The Infectious Diseases Society of America (IDSA), the HIV Medicine Association (HIVMA), and the Center for Global Health Policy say they strongly support the Obama administration’s move to lift the two-decades-old ban on travel and immigration to the U.S. by HIV-positive individuals.
“This rule is unnecessary and discriminatory,” said HIVMA chair-elect Michael Saag, MD, FIDSA, professor and chair of the Division of Infectious Diseases at the University of Alabama at Birmingham. “There is no scientific or public health rationale for excluding people with HIV infection from the U.S. HIV infection is a manageable condition not transmitted through casual contact. The travel ban actually serves to undermine public health by discouraging people from determining or disclosing their HIV status.”
Overturning the ban would simply put HIV-positive people on a level playing field with any other foreigner wanting to visit or immigrate to the U.S. The organizations say this long-overdue move would bring the U.S. in line with current science and international standards of public health practice and diminish the stigma and discrimination suffered by HIV-positive people.
At issue is a prohibition on travel and immigration to the U.S. by people with HIV, put in place in the late 1980s. Congress overturned this law last summer, in legislation signed by President George W. Bush that also reauthorized the President’s Emergency Plan for AIDS Relief. Despite that move, the ban has remained in place because HIV is still classified by the Centers for Disease Control and Prevention as a “communicable disease of public health significance.”
In the coming days, the Obama administration is expected to publish a new regulation that would remove HIV from that list of diseases. The CDC supports the move, saying that HIV does not pose a risk to the general population and that removing it from the disease list reflects “public health best practices.”

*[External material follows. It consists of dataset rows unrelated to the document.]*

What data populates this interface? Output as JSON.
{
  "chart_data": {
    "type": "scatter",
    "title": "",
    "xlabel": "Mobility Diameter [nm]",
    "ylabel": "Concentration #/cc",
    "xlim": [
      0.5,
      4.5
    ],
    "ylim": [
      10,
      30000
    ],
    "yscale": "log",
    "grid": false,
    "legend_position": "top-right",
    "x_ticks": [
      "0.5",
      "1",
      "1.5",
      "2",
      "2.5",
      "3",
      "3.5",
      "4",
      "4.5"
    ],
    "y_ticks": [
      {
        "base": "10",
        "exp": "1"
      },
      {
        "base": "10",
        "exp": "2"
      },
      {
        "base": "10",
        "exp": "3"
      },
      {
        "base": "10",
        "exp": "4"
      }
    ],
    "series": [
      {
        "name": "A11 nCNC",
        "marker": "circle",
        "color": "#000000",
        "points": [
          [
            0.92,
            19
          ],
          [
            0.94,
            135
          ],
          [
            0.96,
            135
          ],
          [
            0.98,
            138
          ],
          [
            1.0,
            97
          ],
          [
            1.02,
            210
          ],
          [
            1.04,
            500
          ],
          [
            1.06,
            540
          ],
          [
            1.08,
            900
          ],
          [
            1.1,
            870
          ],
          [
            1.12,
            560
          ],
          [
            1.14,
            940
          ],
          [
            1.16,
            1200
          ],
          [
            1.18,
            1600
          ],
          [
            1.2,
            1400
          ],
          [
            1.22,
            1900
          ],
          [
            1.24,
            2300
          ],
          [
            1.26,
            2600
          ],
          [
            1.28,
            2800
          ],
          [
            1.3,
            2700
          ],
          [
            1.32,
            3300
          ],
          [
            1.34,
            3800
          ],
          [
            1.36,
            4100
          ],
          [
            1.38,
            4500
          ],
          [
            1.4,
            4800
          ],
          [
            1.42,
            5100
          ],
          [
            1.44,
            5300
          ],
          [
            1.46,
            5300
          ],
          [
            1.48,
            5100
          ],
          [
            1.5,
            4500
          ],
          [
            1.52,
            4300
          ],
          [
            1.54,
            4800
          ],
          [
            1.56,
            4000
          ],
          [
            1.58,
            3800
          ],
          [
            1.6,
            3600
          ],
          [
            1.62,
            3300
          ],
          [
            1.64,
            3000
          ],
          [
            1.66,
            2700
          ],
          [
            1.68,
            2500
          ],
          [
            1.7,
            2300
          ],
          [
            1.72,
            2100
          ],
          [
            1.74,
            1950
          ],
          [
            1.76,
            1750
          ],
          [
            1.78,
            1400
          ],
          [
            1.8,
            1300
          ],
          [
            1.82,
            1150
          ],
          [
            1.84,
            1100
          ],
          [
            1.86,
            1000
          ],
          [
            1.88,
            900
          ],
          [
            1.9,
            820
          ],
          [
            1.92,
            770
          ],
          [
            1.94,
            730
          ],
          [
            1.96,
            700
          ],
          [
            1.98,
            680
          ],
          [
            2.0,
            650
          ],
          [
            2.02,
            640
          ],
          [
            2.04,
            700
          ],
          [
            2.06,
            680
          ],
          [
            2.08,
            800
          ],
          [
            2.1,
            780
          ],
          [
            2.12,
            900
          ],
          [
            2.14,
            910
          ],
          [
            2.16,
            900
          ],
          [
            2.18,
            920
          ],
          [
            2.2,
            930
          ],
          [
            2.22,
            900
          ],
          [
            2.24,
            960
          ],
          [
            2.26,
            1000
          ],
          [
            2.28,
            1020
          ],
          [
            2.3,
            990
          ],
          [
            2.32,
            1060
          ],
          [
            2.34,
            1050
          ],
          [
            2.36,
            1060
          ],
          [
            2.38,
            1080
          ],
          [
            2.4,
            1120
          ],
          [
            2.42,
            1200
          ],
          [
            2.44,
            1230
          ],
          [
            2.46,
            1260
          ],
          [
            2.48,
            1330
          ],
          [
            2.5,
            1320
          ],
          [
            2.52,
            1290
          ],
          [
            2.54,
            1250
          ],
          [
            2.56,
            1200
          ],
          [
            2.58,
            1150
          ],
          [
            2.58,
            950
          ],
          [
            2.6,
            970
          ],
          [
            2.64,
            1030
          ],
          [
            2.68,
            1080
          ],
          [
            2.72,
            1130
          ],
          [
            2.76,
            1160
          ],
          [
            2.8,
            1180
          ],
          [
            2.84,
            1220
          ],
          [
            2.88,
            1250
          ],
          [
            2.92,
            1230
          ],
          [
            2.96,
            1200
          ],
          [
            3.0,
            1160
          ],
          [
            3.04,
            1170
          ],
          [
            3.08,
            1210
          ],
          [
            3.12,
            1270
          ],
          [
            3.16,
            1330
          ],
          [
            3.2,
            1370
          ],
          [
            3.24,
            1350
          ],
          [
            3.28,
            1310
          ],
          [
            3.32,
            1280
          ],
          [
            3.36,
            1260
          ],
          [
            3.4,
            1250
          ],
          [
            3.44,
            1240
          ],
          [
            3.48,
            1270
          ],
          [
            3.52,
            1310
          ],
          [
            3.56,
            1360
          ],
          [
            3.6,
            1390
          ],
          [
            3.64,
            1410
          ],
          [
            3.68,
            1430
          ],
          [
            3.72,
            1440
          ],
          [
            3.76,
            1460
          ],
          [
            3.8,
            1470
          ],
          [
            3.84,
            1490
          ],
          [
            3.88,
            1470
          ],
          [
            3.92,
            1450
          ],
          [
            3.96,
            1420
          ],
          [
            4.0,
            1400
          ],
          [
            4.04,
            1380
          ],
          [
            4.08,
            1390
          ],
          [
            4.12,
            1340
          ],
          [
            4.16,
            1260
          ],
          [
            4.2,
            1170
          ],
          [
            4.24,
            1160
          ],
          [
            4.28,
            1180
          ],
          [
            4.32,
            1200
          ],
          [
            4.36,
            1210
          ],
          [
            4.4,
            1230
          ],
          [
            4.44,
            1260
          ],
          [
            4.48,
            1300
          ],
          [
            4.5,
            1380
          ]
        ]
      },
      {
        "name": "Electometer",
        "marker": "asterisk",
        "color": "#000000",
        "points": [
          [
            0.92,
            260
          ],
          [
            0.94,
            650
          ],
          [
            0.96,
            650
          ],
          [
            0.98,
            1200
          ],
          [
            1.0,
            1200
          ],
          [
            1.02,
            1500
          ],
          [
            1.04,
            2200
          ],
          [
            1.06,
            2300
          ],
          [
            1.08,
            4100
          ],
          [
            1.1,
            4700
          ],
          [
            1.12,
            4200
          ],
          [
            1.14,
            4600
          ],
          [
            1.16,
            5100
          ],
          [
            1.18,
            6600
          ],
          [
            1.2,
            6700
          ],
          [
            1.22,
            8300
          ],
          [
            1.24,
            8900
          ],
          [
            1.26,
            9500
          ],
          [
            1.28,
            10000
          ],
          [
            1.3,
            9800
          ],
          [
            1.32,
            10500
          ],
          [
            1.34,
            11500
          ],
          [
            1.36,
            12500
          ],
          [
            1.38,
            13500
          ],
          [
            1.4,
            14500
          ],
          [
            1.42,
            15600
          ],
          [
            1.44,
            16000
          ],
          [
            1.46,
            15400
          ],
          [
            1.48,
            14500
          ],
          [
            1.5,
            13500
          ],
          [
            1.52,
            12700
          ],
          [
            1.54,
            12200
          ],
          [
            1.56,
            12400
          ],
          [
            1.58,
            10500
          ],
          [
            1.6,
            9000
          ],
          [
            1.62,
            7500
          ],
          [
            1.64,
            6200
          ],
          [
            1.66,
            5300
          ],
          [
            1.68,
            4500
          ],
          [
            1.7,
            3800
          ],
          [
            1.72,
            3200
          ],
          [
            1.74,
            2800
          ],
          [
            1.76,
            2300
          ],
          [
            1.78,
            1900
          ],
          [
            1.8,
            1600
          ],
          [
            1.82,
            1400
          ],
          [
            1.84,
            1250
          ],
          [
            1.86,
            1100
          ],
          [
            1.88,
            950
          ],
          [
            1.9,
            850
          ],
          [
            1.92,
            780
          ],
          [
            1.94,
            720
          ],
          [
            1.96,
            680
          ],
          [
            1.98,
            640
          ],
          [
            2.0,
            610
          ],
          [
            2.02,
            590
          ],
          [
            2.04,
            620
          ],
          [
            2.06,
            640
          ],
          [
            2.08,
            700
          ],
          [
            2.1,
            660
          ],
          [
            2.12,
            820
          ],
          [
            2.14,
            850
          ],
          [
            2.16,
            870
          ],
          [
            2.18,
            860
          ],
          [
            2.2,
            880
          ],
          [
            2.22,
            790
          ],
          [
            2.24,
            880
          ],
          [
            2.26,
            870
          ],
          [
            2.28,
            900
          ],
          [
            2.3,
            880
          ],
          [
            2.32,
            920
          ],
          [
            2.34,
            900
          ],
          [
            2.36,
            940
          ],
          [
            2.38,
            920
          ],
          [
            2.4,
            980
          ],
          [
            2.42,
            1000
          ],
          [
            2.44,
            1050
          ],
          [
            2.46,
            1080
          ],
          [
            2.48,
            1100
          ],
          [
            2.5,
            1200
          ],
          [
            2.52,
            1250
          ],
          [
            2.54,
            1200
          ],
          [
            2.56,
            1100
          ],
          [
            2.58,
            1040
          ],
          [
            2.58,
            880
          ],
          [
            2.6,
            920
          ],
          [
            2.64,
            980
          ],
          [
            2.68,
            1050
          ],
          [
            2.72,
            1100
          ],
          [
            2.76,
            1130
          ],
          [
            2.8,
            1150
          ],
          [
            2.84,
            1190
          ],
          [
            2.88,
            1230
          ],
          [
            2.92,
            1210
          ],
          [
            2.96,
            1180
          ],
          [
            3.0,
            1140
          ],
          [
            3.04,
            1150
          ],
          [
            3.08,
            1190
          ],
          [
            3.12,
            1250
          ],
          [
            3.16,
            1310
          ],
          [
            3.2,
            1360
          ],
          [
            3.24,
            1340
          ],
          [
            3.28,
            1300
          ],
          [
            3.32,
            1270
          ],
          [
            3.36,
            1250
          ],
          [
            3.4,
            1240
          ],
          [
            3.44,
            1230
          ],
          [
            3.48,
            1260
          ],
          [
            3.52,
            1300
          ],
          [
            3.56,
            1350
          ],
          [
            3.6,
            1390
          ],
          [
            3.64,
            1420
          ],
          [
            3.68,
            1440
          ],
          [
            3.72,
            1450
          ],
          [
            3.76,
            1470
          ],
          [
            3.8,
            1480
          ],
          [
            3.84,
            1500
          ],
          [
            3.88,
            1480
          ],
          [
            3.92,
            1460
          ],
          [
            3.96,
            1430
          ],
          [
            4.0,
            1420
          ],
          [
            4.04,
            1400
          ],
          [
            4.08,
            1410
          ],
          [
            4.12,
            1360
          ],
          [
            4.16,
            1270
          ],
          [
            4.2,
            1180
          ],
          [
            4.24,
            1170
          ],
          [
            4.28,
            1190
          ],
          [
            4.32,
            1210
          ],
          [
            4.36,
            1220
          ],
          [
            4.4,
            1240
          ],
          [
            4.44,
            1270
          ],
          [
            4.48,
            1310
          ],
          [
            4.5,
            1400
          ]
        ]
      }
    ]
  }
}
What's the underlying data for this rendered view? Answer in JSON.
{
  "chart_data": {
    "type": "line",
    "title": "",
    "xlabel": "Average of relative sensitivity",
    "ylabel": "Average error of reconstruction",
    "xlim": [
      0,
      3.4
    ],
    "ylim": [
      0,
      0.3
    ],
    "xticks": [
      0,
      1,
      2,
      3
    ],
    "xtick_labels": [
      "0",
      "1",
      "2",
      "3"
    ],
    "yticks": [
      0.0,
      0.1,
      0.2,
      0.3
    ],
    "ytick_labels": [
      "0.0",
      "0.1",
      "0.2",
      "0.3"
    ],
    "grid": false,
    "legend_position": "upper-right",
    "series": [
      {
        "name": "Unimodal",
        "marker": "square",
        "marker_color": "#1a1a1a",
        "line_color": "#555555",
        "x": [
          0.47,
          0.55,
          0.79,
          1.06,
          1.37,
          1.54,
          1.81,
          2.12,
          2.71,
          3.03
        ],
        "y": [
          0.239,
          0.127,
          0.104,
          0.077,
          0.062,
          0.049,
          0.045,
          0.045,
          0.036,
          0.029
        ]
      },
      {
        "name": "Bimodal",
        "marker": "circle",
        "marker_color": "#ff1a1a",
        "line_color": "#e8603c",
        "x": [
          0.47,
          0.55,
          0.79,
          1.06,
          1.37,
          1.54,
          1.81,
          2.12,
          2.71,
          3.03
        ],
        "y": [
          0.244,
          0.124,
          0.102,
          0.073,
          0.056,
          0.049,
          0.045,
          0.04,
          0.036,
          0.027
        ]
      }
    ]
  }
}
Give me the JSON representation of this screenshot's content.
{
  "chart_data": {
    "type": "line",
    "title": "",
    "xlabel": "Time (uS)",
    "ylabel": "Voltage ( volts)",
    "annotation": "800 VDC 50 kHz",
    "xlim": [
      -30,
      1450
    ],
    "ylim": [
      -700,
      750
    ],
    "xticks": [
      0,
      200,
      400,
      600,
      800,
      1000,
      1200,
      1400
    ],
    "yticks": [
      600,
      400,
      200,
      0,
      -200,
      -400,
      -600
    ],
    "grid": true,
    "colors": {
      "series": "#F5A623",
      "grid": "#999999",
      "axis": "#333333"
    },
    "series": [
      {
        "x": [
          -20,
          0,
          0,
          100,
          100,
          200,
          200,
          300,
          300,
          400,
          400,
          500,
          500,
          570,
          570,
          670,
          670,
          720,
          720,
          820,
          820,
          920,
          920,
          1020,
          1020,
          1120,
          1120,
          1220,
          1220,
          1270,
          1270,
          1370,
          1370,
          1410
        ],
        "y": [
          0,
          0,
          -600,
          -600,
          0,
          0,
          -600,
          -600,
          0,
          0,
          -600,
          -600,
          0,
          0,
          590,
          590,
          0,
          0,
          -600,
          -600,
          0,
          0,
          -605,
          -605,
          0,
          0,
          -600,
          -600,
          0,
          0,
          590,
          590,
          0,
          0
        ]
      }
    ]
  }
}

“These changes reflect current scientific knowledge and public health best practices and will have the benefit of removing stigmatization of and discrimination against people who are HIV infected,” the CDC states. “While HIV infection is a serious health condition, it does not represent a communicable disease that is a significant threat for introduction, transmission, and spread to the United States population through casual contact. An arriving alien with HIV infection does not pose a public health risk to the general population through casual contact.”